Versace Took Us On a Vacation to the Future
Versace showed its SS21 collection over the weekend at Milan Fashion Week, which in spite of Covid-19, is going ahead as usual, albeit with various safety measures in place.
For next summer's wares, long-serving artistic director Donatella Versace wrote that she "wanted to create something disruptive, something that could be in tune with what has changed inside all of us. This collection has an upbeat soul and is optimistic, dreamy, positive... These are clothes that bring you joy." And you know what? Fair enough!
The menswear was equal parts camp and chic, with glittery starfish adornments across the collection's pervasive Trésor de la Mer sea-life print. There were a few style bangers in the form of cropped knit tees and sheer long-sleeved tops with an arresting conflation of polka dots, grids, and stripes in every color imaginable. The womenswear focused on seashell-shaped slip dresses, striped blazers, and a pair of low-riding pants that have Instagram influencer bait written all over them.

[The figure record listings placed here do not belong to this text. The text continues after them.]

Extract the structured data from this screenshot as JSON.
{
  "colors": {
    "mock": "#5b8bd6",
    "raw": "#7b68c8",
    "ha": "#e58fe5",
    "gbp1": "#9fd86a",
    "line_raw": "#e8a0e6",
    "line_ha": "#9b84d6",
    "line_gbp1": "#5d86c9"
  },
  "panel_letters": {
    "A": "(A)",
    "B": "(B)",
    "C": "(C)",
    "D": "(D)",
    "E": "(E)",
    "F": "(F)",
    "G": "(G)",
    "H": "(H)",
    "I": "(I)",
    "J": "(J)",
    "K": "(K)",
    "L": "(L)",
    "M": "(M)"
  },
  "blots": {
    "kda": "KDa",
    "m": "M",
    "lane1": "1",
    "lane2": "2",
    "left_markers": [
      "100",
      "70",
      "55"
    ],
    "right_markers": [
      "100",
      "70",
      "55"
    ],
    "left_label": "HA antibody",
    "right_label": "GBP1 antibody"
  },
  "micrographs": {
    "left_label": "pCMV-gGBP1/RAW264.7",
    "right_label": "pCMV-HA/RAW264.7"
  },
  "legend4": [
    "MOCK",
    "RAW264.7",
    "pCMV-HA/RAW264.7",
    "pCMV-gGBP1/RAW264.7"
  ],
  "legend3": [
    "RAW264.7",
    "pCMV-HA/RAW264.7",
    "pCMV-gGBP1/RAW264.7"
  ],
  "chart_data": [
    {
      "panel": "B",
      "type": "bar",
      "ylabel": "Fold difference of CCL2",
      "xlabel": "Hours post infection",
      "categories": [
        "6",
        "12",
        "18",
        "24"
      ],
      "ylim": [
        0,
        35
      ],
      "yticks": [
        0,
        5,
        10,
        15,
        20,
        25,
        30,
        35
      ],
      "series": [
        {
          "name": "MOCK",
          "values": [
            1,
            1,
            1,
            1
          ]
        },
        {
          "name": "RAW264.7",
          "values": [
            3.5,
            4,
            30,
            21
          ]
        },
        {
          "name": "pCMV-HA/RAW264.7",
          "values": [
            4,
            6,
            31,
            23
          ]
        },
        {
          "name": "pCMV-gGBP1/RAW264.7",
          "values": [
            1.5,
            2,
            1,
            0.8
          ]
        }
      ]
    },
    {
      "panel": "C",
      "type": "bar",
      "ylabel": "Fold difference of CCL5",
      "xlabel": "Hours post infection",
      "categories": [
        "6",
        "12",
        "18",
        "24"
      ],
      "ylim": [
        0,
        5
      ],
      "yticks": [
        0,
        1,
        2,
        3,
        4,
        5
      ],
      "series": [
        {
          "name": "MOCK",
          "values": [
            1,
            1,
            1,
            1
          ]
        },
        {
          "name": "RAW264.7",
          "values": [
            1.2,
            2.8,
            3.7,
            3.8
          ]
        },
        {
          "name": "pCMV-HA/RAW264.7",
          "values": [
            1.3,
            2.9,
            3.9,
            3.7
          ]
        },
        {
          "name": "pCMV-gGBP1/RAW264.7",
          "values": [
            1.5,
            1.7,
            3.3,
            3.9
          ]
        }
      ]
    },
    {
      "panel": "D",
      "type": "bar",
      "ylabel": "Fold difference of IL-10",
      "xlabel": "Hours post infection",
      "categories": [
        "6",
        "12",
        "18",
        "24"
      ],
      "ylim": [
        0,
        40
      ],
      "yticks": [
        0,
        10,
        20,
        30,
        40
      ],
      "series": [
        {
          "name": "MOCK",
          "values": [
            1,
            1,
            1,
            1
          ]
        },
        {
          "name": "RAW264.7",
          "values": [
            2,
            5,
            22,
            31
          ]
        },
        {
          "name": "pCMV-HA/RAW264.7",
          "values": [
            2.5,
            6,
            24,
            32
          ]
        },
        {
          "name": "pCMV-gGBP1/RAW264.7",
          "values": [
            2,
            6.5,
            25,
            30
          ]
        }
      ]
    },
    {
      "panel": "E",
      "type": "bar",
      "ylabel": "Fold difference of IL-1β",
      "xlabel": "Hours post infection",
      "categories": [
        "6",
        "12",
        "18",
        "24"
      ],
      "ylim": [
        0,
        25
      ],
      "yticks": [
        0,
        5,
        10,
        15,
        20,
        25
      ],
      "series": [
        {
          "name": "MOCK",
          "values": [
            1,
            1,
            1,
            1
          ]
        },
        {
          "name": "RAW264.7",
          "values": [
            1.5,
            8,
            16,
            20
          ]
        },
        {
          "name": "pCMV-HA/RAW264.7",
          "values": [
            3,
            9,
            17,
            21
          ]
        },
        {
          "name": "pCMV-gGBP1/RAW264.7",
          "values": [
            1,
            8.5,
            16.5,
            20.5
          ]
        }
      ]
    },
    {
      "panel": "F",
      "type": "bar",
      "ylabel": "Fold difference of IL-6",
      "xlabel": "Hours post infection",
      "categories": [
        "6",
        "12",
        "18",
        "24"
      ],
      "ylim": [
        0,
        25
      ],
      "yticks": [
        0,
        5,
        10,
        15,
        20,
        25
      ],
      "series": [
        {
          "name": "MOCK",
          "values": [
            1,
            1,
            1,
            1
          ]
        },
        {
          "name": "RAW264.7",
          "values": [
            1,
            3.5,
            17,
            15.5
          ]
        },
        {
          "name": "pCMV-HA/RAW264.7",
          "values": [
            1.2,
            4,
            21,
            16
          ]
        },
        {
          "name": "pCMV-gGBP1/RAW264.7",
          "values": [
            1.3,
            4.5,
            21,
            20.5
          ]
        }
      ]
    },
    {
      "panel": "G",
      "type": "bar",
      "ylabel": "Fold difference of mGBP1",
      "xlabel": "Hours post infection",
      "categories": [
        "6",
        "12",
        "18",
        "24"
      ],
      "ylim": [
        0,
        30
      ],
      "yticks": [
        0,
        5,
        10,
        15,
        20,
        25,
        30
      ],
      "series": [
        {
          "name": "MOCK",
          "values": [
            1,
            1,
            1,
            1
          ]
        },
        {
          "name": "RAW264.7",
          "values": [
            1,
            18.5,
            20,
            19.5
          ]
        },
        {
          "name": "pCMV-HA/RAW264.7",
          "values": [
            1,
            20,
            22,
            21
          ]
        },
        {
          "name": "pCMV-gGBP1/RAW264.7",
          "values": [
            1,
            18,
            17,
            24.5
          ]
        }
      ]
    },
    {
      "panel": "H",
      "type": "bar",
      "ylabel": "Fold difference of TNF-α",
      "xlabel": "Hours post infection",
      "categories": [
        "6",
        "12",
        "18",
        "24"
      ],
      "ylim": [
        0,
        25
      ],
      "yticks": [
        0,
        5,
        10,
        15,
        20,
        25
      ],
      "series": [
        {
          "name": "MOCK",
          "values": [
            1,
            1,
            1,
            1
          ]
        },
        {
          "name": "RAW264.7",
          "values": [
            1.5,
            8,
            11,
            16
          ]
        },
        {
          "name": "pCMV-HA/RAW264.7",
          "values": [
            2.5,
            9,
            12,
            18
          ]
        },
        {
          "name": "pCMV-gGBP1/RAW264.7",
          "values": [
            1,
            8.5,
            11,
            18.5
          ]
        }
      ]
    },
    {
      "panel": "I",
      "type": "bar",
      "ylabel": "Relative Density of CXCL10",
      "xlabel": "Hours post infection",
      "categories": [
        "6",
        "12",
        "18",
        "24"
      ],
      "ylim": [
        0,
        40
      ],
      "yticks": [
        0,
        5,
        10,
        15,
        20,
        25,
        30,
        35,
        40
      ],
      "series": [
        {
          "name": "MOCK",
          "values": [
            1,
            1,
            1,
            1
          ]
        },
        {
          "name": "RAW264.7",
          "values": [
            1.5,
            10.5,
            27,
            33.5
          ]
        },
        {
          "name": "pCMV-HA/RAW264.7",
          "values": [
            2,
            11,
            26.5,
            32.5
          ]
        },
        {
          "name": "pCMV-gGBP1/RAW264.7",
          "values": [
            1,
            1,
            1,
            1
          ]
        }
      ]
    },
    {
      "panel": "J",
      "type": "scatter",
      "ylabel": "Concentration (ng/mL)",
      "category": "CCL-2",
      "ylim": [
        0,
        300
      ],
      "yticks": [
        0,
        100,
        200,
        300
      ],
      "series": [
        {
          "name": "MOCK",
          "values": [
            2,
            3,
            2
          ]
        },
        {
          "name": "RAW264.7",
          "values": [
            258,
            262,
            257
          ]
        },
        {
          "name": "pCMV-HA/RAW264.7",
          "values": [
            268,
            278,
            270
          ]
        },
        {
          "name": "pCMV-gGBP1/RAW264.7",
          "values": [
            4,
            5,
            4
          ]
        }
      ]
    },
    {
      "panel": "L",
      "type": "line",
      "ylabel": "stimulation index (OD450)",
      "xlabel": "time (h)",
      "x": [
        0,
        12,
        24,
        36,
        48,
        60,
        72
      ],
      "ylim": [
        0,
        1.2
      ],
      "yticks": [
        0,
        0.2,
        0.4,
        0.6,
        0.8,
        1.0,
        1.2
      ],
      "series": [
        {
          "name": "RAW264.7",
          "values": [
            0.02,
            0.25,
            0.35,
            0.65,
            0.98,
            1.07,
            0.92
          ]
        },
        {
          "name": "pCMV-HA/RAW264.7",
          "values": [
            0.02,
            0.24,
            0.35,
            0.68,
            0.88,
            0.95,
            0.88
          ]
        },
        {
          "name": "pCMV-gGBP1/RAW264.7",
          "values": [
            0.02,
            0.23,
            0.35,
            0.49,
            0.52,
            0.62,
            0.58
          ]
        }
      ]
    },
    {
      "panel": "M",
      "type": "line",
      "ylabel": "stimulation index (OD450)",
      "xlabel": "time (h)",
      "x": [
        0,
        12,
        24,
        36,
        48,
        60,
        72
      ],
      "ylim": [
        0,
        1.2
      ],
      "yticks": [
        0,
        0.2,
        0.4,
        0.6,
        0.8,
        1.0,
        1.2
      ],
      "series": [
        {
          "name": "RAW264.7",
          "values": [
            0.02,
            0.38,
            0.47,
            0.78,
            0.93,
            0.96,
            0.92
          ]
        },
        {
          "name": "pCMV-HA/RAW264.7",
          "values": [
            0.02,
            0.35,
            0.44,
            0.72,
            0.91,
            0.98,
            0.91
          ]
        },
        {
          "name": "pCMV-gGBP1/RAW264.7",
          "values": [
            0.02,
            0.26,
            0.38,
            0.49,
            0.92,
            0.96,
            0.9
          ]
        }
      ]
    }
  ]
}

The show was remarkable for a few other things too. Firstly, we, the general public, were spared another content re-up of the J.Lo green dress. May its over-exhausted legacy finally rest in peace.
Secondly, the show made waves on social media — a goal for any fashion show — for its diverse casting, notably the inclusion of Precious Lee, Jill Kortleve, and Alva Claire who elicited a uniformly exuberant reaction from those watching the show via Instagram.
Although Versace is not the first brand to include a wider range of body sizes on the runway (Kortleve literally walked for Jacquemus in the wheat fields a few months ago), it was certainly a watershed moment. It makes you think, perhaps the reason the fashion gatekeepers were initially so reluctant to include "plus-size" models on their runways and campaigns was not out of fear that customers wouldn't like it, but because they would like it — and that beckons a serious reconsideration of the aspirational-too-tall-and-too-thin aesthetic that much of the industry's marketing is predicated on.
Hopefully, this is just the beginning, and perhaps, with Versace taking a stance to showcase a broader spectrum of beauty, we can also retire the term "plus-size." However, in light of an ongoing discourse about body positivity it's worth noting that the casting of male models was still extremely athletic, and/or unattainably thin.